Justice Amy Coney Barrett wrote in Thursday’s ruling that Florida did not prove Georgia’s water use had caused damage to the bay and the Apalachicola River. The ruling upheld a recommendation from a special master, who was appointed by the Supreme Court and sided with Georgia in a December 2019 recommendation.

“Of course, the precise causes of the bay’s oyster collapse remain a subject of ongoing scientific debate,” Barrett wrote. “As judges, we lack the expertise to settle that debate and do not purport to do so here. Our more limited task is to evaluate the parties’ arguments in light of the record evidence and Florida’s heavy burden of proof. And on this record, we agree with the special master that Florida has failed to carry its burden.”

Florida contended that Georgia farmers have used too much water to irrigate crops, causing downstream damage to the Apalachicola River and the bay. But Georgia argued, in part, that the oyster industry sustained damage because of overharvesting after the 2010 Deepwater Horizon disaster sent oil spreading through the Gulf of Mexico.

The Supreme Court ruling pointed to overharvesting as a key factor undercutting Florida’s arguments.

“Florida’s own documents and witnesses reveal that Florida allowed unprecedented levels of oyster harvesting in the years before the collapse,” Barrett wrote.

Florida officials recently banned oyster harvesting from the bay for up to five years to give wild oyster reefs time to regenerate.

Florida Agriculture Commissioner Nikki Fried called the court ruling “disappointing.”

“The Supreme Court’s ruling is disappointing for the thousands of families whose livelihoods depend on the waters of the Apalachicola-Chattahoochie-Flint River Basin,” she said in a statement. “The Court may have disagreed, but the hardworking Floridians of our oyster fisheries know that water overconsumption by Georgia has contributed to a 98 percent decline in value of Florida’s oyster catch.”

While Florida filed the lawsuit in 2013, battles about water in the river system date to the 1990s. Florida sought in the lawsuit what is known as an “equitable apportionment” of water, which could have led to new limits on water used by Georgia farmers.

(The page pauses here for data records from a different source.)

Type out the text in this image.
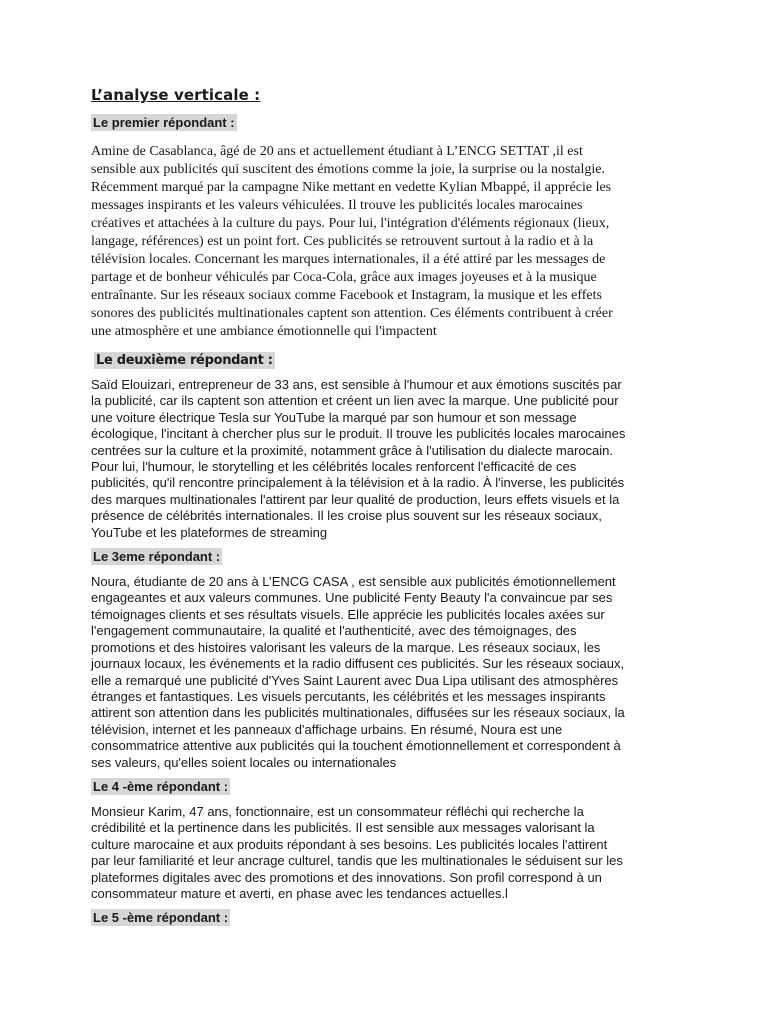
L’analyse verticale :
Le premier répondant :

Amine de Casablanca, âgé de 20 ans et actuellement étudiant à L’ENCG SETTAT ,il est
sensible aux publicités qui suscitent des émotions comme la joie, la surprise ou la nostalgie.
Récemment marqué par la campagne Nike mettant en vedette Kylian Mbappé, il apprécie les
messages inspirants et les valeurs véhiculées. Il trouve les publicités locales marocaines
créatives et attachées à la culture du pays. Pour lui, l'intégration d'éléments régionaux (lieux,
langage, références) est un point fort. Ces publicités se retrouvent surtout à la radio et à la
télévision locales. Concernant les marques internationales, il a été attiré par les messages de
partage et de bonheur véhiculés par Coca-Cola, grâce aux images joyeuses et à la musique
entraînante. Sur les réseaux sociaux comme Facebook et Instagram, la musique et les effets
sonores des publicités multinationales captent son attention. Ces éléments contribuent à créer
une atmosphère et une ambiance émotionnelle qui l'impactent

Le deuxième répondant :

Saïd Elouizari, entrepreneur de 33 ans, est sensible à l'humour et aux émotions suscités par
la publicité, car ils captent son attention et créent un lien avec la marque. Une publicité pour
une voiture électrique Tesla sur YouTube la marqué par son humour et son message
écologique, l'incitant à chercher plus sur le produit. Il trouve les publicités locales marocaines
centrées sur la culture et la proximité, notamment grâce à l'utilisation du dialecte marocain.
Pour lui, l'humour, le storytelling et les célébrités locales renforcent l'efficacité de ces
publicités, qu'il rencontre principalement à la télévision et à la radio. À l'inverse, les publicités
des marques multinationales l'attirent par leur qualité de production, leurs effets visuels et la
présence de célébrités internationales. Il les croise plus souvent sur les réseaux sociaux,
YouTube et les plateformes de streaming

Le 3eme répondant :

Noura, étudiante de 20 ans à L’ENCG CASA , est sensible aux publicités émotionnellement
engageantes et aux valeurs communes. Une publicité Fenty Beauty l'a convaincue par ses
témoignages clients et ses résultats visuels. Elle apprécie les publicités locales axées sur
l'engagement communautaire, la qualité et l'authenticité, avec des témoignages, des
promotions et des histoires valorisant les valeurs de la marque. Les réseaux sociaux, les
journaux locaux, les événements et la radio diffusent ces publicités. Sur les réseaux sociaux,
elle a remarqué une publicité d'Yves Saint Laurent avec Dua Lipa utilisant des atmosphères
étranges et fantastiques. Les visuels percutants, les célébrités et les messages inspirants
attirent son attention dans les publicités multinationales, diffusées sur les réseaux sociaux, la
télévision, internet et les panneaux d'affichage urbains. En résumé, Noura est une
consommatrice attentive aux publicités qui la touchent émotionnellement et correspondent à
ses valeurs, qu'elles soient locales ou internationales

Le 4 -ème répondant :

Monsieur Karim, 47 ans, fonctionnaire, est un consommateur réfléchi qui recherche la
crédibilité et la pertinence dans les publicités. Il est sensible aux messages valorisant la
culture marocaine et aux produits répondant à ses besoins. Les publicités locales l'attirent
par leur familiarité et leur ancrage culturel, tandis que les multinationales le séduisent sur les
plateformes digitales avec des promotions et des innovations. Son profil correspond à un
consommateur mature et averti, en phase avec les tendances actuelles.l

Le 5 -ème répondant :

The Supreme Court heard arguments in February, after Special Master Paul Kelly, a New Mexico-based appellate judge, issued his 81-page recommendation in 2019 that supported Georgia.

Kelly was appointed special master after a divided Supreme Court overturned a 2017 recommendation by another special master, Ralph Lancaster, who said Florida had not proven its case “by clear and convincing evidence” that imposing a cap on Georgia’s water use would benefit the Apalachicola River.